Alors tous se taisaient et tournaient leur regard vers le large. L’obscurité, le vent léger de la nuit, et le clapotis des flots aidaient l’imagination à voir la merveille dans les profondeurs bleutées de la mer.
Allongés sur des matelas, à même le sol, dans des pièces aux murs blanchis à la chaux, ils s’endormaient et voyageaient ensemble dans le rêve. Ils la voyaient, la ville engloutie, les statues d’un blanc d’albâtre noyées entre les tourbillons d’algues vertes. Les colonnes brisées éparpillées parmi les bancs de poissons. Ils plongeaient profond sans jamais remonter pour respirer.
Le plus petit faisait toujours promettre aux grands de l’emmener, mais la promesse n’était jamais tenue. Aux premières lueurs du jour, ensommeillé, il les entendait partir aux bruits des barques, et malgré les précautions des rameurs qui ne faisaient qu’effleurer discrètement l’eau de leurs avirons, il percevait encore leur rire goguenard tandis que les bateaux s’éloignaient vers le large. Il aurait voulu courir sur le sable et crier « attendez, attendez-moi ! », mais Morphée ne lâchait pas son étreinte, retenant l’enfant ancré dans les profondeurs du sommeil.

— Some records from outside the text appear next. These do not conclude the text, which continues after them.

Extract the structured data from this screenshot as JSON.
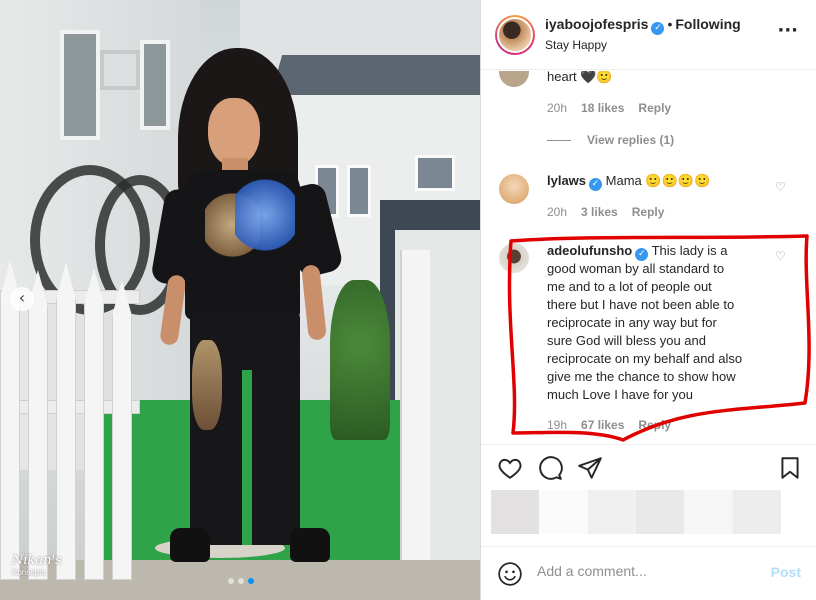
{
  "photo": {
    "watermark_main": "Nikan's",
    "watermark_sub": "Konsepts",
    "carousel_prev_icon": "chevron-left-icon",
    "carousel_dots": 3,
    "carousel_active_index": 2
  },
  "header": {
    "username": "iyaboojofespris",
    "verified_icon": "verified-badge-icon",
    "separator": "•",
    "follow_status": "Following",
    "subtitle": "Stay Happy",
    "more_icon": "more-options-icon"
  },
  "comments": [
    {
      "text": "heart 🖤🙂",
      "time": "20h",
      "likes": "18 likes",
      "reply": "Reply",
      "view_replies": "View replies (1)"
    },
    {
      "username": "lylaws",
      "text": "Mama 🙂🙂🙂🙂",
      "time": "20h",
      "likes": "3 likes",
      "reply": "Reply"
    },
    {
      "username": "adeolufunsho",
      "lines": [
        "good woman by all standard to",
        "me and to a lot of people out",
        "there but I have not been able to",
        "reciprocate in any way but for",
        "sure God will bless you and",
        "reciprocate on my behalf and also",
        "give me the chance to show how",
        "much Love I have for you"
      ],
      "first_line": "This lady is a",
      "time": "19h",
      "likes": "67 likes",
      "reply": "Reply"
    }
  ],
  "add_comment": {
    "placeholder": "Add a comment...",
    "post_label": "Post"
  },
  "colors": {
    "verified": "#3897f0",
    "highlight": "#e00000",
    "post_disabled": "#b2dffc",
    "carousel_active": "#0095f6"
  }
}
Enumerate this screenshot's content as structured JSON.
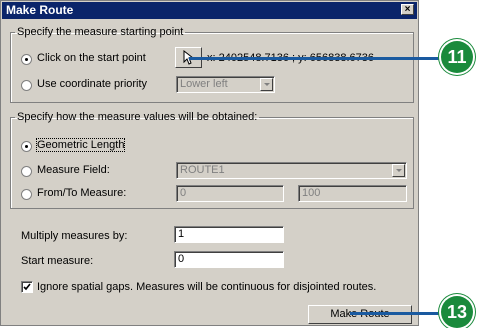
{
  "window": {
    "title": "Make Route",
    "close_glyph": "×"
  },
  "start_group": {
    "legend": "Specify the measure starting point",
    "click_start_label": "Click on the start point",
    "coordinates": "x: 2402548.7136 ; y: 656838.6736",
    "coord_priority_label": "Use coordinate priority",
    "coord_priority_value": "Lower left"
  },
  "measure_group": {
    "legend": "Specify how the measure values will be obtained:",
    "geometric_label": "Geometric Length",
    "measure_field_label": "Measure Field:",
    "measure_field_value": "ROUTE1",
    "fromto_label": "From/To Measure:",
    "from_value": "0",
    "to_value": "100"
  },
  "multiply": {
    "label": "Multiply measures by:",
    "value": "1"
  },
  "start_measure": {
    "label": "Start measure:",
    "value": "0"
  },
  "ignore_gaps": {
    "label": "Ignore spatial gaps. Measures will be continuous for disjointed routes.",
    "checked": true
  },
  "make_route_button": "Make Route",
  "callouts": {
    "first": "11",
    "second": "13"
  },
  "colors": {
    "callout": "#1a8a3c",
    "leader_line": "#1a5aa0",
    "titlebar": "#0a246a"
  }
}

Je ne pourrais pas vous conduire à cette maison de Castiglione. Je ne pourrais pas vous y conduire parce que j’en ai oublié le chemin, et puis le temps a sûrement eu raison de cette bâtisse grossière et délabrée. On dit que l’urbanisation a dévoré la côte à cet endroit.

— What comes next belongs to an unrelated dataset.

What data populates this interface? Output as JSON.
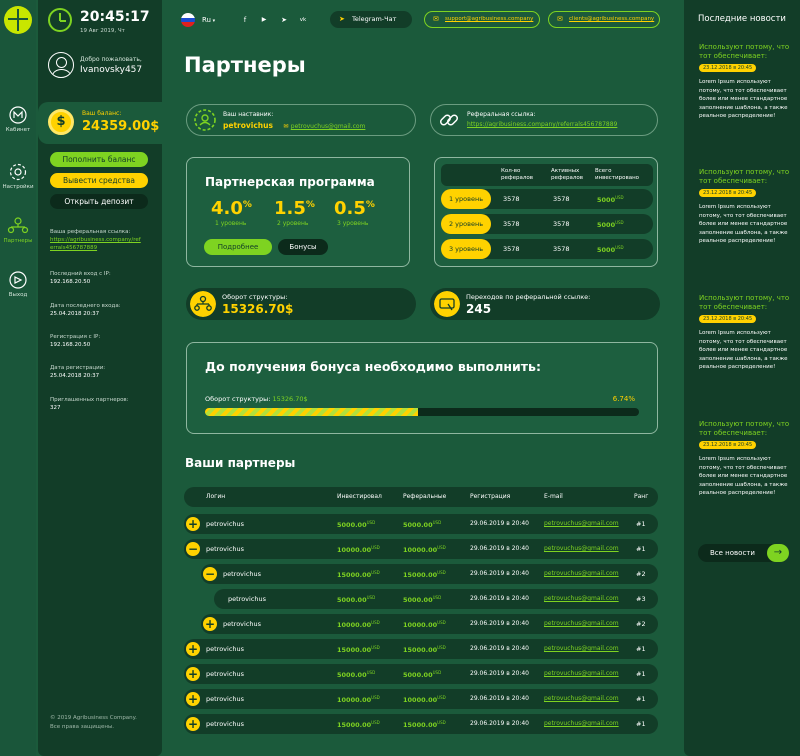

C’était une maison presque insalubre, sans eau courante et sans électricité. Le soir venu, on s’éclairait à la lampe à pétrole. Le matin, on allait puiser l’eau au robinet du cimetière. Il existait bien un puits, mais si près de la mer que l’eau en était saumâtre.
Une maison sur la plage, tout au bord de l’eau, lorsque le vent se levait, les vaguelettes venaient mouiller la façade. Nous avons vécu ainsi deux mois dans ce « bateau échoué » qui semblait n’attendre qu’une poussée sur le sable pour reprendre la mer.
C’était une maison presque insalubre, pourtant l’enfance avait fait son nid tout un été en ces lieux, un bonheur sans limite, sans mesure, comme seuls les enfants peuvent l’inventer. On l’avait louée un prix modique pour le dernier été. Là-bas, on disait qu’on passait les vacances « au cabanon ».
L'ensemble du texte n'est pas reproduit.